Lifehacker's response was to post this 'How to' for protecting your privacy:


. . . no one likes to have their activities online monitored. Let's take a look at ways you can protect your downloading and file sharing privacy, and prevent the big media companies and other anti-P2P organizations from spying on your file sharing habits.

You can follow the link above and see what they have to say or find the abridged version below:

PeerGuardian 2 keeps track of well known IP addresses that are likely snooping to find yours out -- Not the perfect solution.

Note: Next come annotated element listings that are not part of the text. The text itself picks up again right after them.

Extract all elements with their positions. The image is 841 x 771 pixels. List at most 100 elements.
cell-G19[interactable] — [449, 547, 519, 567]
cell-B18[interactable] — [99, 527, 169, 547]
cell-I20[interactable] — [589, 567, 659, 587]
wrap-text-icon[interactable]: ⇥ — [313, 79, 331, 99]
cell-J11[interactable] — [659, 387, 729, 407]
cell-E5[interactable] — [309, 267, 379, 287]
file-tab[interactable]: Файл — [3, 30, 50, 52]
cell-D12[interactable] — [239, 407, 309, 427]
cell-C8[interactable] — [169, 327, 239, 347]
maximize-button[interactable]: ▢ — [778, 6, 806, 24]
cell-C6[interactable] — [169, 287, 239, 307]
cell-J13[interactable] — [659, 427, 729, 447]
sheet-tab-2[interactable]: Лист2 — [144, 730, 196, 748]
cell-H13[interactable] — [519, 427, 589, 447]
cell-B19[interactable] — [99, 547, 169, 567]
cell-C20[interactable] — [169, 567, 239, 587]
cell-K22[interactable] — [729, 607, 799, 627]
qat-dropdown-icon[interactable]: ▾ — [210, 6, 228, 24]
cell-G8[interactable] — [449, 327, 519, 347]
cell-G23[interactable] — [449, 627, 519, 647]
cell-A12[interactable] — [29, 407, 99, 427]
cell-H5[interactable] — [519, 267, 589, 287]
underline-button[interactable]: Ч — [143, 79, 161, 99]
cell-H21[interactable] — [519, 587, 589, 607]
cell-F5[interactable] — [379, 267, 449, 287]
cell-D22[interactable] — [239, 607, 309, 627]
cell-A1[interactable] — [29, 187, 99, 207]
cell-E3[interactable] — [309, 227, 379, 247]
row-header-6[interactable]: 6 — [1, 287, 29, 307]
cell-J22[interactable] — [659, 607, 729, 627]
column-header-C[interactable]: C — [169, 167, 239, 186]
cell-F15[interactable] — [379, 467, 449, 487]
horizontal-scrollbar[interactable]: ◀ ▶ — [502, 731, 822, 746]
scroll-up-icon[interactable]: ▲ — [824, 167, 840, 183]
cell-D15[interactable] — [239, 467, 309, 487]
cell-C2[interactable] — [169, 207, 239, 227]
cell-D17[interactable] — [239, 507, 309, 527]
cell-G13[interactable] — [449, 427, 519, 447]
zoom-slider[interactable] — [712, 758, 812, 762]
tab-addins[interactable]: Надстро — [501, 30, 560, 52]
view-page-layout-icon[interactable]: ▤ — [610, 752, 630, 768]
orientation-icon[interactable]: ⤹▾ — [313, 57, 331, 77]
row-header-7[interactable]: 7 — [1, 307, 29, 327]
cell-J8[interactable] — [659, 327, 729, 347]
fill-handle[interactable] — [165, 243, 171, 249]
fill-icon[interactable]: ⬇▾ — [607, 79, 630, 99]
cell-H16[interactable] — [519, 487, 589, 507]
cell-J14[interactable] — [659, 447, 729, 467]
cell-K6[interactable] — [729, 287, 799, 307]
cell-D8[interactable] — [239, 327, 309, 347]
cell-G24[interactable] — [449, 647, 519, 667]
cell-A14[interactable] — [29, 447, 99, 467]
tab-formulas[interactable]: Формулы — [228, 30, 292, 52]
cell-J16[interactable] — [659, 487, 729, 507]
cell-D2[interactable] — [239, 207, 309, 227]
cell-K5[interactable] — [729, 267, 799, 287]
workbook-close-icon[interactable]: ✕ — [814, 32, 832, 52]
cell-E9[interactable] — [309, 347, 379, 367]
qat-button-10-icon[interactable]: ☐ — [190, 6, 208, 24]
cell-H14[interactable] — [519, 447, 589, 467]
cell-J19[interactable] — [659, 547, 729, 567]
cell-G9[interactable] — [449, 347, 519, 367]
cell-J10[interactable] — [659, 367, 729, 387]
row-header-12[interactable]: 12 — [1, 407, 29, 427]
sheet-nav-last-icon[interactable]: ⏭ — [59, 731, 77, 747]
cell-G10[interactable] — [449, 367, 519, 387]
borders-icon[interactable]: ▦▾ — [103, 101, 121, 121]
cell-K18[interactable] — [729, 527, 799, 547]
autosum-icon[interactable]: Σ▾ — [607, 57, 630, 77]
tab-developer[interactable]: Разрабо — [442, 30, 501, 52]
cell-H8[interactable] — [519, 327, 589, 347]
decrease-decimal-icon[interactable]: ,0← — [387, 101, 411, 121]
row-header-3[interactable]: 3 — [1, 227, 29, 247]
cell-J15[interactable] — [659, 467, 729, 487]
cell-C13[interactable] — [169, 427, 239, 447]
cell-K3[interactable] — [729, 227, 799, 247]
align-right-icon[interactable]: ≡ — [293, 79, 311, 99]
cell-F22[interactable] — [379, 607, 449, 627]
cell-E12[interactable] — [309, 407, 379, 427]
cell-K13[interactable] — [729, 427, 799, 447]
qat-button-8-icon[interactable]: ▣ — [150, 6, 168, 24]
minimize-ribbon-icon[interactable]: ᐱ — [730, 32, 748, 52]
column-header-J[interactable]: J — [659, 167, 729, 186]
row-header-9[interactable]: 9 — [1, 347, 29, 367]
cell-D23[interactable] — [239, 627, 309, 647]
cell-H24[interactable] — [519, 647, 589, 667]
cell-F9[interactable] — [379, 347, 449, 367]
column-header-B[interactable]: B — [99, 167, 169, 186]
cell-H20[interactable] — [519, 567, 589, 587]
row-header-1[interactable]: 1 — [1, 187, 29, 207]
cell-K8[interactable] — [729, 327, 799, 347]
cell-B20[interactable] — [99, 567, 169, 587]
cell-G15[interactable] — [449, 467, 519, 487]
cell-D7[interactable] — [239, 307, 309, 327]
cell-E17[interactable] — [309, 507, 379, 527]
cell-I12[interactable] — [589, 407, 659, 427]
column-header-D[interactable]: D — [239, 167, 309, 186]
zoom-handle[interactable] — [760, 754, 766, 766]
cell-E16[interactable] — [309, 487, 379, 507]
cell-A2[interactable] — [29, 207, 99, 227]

Use a proxy like Vidalia -- Not a perfect solution, in fact this may slow your downloads so much that you'd be better off just buying your pirated music and videos on a street corner in China, the Philippines or Thailand once a year on your winter vacation.

Alternatively you could try to shop around for an ISP that doesn't just pony you up for Big Music or move to a country that doesn't seem to have much in the way of copyright laws or enforcement in place (Korea is probably a reasonable bet, we have a Yahoo Real Estate shop on every corner and I'm sure there is no connection with the internet giant we all know).

Additionally, you might consider consuming your pirate materials in smaller doses. The reader that wrote into Lifehacker had downloaded 30+ music albums in short order.

Finally, just relax, Big Music and Big Entertainment companies cannot sue everybody's arse!